= Elizabeth A. Edwards =

Canadian chemical and environmental engineer

Elizabeth Anne Edwards is a Canadian chemical engineer and environmental engineer, and an expert on the biological degradation of pollutants. She is University Professor in the Department of Chemical Engineering & Applied Chemistry at the University of Toronto, and Canada Research Chair in Anaerobic Biotechnology.

==Education and career==
Edwards was a student of chemical engineering at McGill University, where she received a bachelor's degree in 1983 and a master's degree in 1985. She went on to doctoral study in civil and environmental engineering at Stanford University, where she completed her Ph.D. in 1993.

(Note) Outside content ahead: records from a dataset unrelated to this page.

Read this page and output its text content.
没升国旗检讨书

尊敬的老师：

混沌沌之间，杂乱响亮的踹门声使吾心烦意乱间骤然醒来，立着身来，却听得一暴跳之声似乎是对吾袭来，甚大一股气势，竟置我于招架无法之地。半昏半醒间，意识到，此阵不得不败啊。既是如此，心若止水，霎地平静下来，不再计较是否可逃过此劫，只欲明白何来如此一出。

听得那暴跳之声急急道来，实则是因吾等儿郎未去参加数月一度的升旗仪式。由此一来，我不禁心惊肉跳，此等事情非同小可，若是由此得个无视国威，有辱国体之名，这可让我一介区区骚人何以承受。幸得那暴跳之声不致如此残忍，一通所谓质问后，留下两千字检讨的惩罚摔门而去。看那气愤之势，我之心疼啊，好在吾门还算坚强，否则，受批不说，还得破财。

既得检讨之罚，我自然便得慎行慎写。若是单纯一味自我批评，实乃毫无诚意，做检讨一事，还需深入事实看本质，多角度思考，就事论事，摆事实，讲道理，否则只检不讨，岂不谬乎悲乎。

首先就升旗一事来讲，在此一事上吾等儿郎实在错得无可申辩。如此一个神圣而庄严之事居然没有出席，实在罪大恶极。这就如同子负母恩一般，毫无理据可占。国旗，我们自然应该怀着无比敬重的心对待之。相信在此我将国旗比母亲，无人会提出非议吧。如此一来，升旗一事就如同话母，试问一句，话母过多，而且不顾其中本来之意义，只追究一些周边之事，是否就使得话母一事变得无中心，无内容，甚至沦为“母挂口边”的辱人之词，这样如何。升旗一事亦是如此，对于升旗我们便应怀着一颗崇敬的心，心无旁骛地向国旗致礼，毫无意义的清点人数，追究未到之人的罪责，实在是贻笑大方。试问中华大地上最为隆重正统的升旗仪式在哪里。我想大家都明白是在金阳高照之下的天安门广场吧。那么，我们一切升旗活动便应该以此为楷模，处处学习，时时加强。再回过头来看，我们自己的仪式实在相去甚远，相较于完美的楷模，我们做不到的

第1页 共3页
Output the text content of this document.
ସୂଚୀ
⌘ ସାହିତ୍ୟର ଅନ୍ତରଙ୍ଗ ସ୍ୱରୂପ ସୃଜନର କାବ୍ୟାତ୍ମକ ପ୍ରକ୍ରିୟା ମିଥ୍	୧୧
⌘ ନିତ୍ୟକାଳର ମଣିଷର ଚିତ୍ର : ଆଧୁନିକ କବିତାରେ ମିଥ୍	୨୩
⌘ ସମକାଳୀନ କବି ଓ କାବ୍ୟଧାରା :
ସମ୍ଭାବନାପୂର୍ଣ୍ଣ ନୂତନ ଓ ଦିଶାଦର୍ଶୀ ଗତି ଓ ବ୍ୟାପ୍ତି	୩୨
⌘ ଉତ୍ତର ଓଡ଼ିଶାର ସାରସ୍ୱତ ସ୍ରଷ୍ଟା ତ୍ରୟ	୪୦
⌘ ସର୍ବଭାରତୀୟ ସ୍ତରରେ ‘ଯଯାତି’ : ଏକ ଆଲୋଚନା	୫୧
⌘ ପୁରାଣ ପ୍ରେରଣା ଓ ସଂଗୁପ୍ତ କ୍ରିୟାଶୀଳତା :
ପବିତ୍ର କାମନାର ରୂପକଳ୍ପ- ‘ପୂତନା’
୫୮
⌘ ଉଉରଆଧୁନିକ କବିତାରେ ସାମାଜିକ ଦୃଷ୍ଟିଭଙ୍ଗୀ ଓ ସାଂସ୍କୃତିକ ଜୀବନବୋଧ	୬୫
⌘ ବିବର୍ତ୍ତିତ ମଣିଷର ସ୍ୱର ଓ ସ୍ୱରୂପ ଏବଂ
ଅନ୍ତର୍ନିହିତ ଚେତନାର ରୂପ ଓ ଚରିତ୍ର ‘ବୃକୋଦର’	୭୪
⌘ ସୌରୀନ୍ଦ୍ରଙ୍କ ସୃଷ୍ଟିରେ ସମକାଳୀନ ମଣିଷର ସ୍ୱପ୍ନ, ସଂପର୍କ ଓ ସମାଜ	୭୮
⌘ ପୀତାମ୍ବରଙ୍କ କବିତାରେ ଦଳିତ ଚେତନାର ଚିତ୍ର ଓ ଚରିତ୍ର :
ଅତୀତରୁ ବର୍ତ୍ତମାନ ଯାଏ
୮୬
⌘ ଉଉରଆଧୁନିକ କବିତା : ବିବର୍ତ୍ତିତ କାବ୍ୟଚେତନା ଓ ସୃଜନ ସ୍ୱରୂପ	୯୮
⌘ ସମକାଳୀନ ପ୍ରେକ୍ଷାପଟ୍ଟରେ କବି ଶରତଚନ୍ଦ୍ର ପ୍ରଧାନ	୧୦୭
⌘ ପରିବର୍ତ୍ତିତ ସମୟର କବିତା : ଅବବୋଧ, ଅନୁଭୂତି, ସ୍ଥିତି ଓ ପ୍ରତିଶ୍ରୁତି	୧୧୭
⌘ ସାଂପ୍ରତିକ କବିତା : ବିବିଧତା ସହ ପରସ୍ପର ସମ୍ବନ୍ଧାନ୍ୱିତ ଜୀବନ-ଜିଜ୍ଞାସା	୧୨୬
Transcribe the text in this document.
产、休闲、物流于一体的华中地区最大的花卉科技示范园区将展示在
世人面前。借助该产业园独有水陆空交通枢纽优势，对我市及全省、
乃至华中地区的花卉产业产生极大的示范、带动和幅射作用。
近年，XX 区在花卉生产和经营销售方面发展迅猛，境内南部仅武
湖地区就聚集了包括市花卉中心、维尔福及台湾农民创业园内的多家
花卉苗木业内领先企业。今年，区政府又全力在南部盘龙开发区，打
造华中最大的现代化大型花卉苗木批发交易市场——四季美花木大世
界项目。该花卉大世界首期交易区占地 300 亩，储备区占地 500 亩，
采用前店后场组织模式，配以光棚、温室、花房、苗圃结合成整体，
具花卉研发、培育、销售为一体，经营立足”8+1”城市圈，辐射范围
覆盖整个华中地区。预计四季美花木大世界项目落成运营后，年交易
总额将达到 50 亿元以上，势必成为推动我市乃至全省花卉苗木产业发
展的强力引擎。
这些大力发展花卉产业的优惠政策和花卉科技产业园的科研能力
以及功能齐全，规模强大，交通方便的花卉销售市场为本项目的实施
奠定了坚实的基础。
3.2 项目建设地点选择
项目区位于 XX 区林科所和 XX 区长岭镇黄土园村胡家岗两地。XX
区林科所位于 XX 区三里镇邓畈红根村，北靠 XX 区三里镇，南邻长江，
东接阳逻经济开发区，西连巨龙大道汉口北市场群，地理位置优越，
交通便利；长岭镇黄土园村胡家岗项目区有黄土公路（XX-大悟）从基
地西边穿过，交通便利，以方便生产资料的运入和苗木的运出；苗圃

After consulting work in Guelph, Ontario from 1992 to 1995, she became an assistant professor at McMaster University, supported by an NSERC Faculty Award, in 1995. She moved to her present position at the University of Toronto in 1997, adding a cross appointment in Cell and Systems Biology in 2002. She was given a tier 1 Canada Research Chair in Anaerobic Biotechnology in 2014, renewed in 2022.

In 2002, she founded spin-off company SiREM, and in 2014 she co-founded another spin-off, Savant Technical Consulting.

==Recognition==
Edwards is a 2003 recipient of the Ontario Premier’s Research Excellence Award, a 2008 recipient of a Killam Research Fellowship, the 2010 recipient of the Kalev Pugi Award of Society of Chemical Industry Canada, the 2011 recipient of the Ontario Professional Engineers Medal in Research and Development, and the 2016 recipient of the Killam Prize in Engineering of the Canada Council for the Arts.

In 2011 she was elected as a Fellow of the American Association for the Advancement of Science and as a Fellow of the Canadian Academy of Engineering. She was elected to the Royal Society of Canada in 2012.

She was named an Officer of the Order of Canada in 2020.